A Congress of Classmates

BY NICK SIOW

As we all know, in the American political system the people elect representatives to speak on their behalf. Elected representatives are expected to lead the nation and, above all, have the answers. Your average layman is not going to have the training or knowledge to solve the complex conflicts and problems that arise in politics. So we as the public assume that the complete spectrum of methods and the entirety of human knowledge will be used to address these problems. We assume that every option will be considered and weighed and then laid out for our approval. We assume that these people we have elected are the best people for the job.

It becomes an interesting realization to recognize that the vast majority of these elected representatives share the same fields of study, received schooling and training from the same institutions, and have the same occupations outside of their career in politics. The U.S. has a vast pool of highly educated and intelligent individuals across every known discipline, yet only a small slice of these disciplines are decently represented in the ruling bodies of our government. The disciplines studied by U.S. congressmen fall almost exclusively into law, business, and politics. Our country is a country run almost entirely by lawyers and businessmen. So the question is: are they the best people for the job?

One need simply look at other successful countries and the occupations of their politicians to see that the U.S. is the odd one out. Tony Tan, the president of Singapore, possesses a Ph.D. in mathematics. He serves alongside Prime Minister Lee Hsien Loong, who earned the same degree. In China, eight out of the nine top governing officials possess degrees or list occupations in the sciences. The Chancellor of Germany, Angela Merkel, has a Ph.D. in chemistry. In other countries, political leadership and a scientific background are not mutually exclusive.

As high school graduates and college students, we recognize that different intellectual challenges require different approaches in order to be solved. The way in which you would approach a challenging calculus problem does not involve the same mindset that would get you far on an in-depth literature essay or a timed pop quiz in biology.

We also recognize that our interests and focuses in schooling gradually change the way we think. There are plenty of jokes and small social observations concerning the overly-analytical perspective of an engineer as opposed to the lofty ideals of a philosophy major.
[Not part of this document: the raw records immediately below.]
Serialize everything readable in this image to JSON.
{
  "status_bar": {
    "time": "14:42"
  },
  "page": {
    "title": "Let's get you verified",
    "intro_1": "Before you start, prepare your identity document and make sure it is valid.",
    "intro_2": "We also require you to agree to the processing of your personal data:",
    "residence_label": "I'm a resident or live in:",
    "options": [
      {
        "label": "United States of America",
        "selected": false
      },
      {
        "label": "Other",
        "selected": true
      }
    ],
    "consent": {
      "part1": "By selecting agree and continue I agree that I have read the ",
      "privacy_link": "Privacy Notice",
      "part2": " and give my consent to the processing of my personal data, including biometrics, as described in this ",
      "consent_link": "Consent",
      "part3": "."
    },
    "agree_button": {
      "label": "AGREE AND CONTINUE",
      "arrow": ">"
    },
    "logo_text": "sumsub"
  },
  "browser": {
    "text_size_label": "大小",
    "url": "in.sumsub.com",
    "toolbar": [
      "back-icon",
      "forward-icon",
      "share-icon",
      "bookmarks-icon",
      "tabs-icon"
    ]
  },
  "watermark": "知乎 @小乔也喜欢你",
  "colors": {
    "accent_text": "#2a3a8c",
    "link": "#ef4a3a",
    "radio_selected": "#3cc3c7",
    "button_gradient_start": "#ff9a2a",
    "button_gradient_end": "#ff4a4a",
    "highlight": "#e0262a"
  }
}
Businessmen are taught in terms of profits and losses. Lawyers spend years studying interpretation of the abstract. As you spend year after year dealing with similar types of problems and studying the same school of thought, your way of thinking and dealing with those problems becomes polarized to the methods you learned. An English major is not going to suddenly be thinking with the scientific method or using first and second-order logic. Every specialty brings something different to the table. Each has its own unique way of solving a problem.

The U.S. has possibly the largest and most diverse pool of these educated, specialized people. Yet it is untapped in the political realm. Other countries are drawing strongly from bright minds of every field of study. The public does not have to look far to see differences in policy between the similarly-trained U.S. politicians and more diverse leading bodies in other nations. While Congress was slashing NASA’s budget, Germany and China were fielding extra deep-space research. The same countries are more eagerly pursuing stem-cell research and use of nuclear energy. Science, and the policies surrounding it, are simply not as developed in the U.S. It seems as though research continues and science inches humankind ever forward, the U.S. government will have neither the desire nor the capacity to help.
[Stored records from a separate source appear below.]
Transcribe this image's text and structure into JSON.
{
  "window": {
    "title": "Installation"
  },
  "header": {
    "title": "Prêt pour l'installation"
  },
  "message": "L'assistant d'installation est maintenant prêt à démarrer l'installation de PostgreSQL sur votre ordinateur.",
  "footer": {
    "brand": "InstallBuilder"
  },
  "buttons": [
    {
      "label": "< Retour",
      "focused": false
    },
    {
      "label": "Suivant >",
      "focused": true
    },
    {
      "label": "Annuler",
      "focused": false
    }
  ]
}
My particular interest goes slightly deeper than these surface differences. As I mentioned earlier, each discipline approaches problems in a different way. Each person has a mindset and way of thinking that is very much a product of their education:

What if we don’t have the right way of thinking?

What if our leaders are approaching these issues in the wrong way?

While there are a myriad of consultants and advisers for these lawmakers, the fact of the matter is that these lawmakers do not have the same cognitive processes as an engineer or scientist or doctor.

What if the economic crisis is not something that should better approached with a business or law way of thought, but rather from a methodical, formulaic direction?

What if healthcare and welfare could be better addressed by those who knew the psychological, overarching forms of thought that surrounded them?

What if the environmental problems we face require researchers and experts as lawmakers, rather than just slight collaboration between the two groups?

To answer this, you can’t simply compare the U.S. to other countries and say that it would be better or worse with a Congress full of researchers. The system of government and the individuals are much more complex than that. But for the moment, simply imagine a different Congress. A panel of lawyers and doctors and engineers and chemists and teachers and business in equal proportion working side by side. Take a few of the greedy businessmen and replace them with a few mad scientists. Take a few of the suits and replace them with a few lab coats. A future in this America would not be perfect, but it would be different. And it is a future worth considering.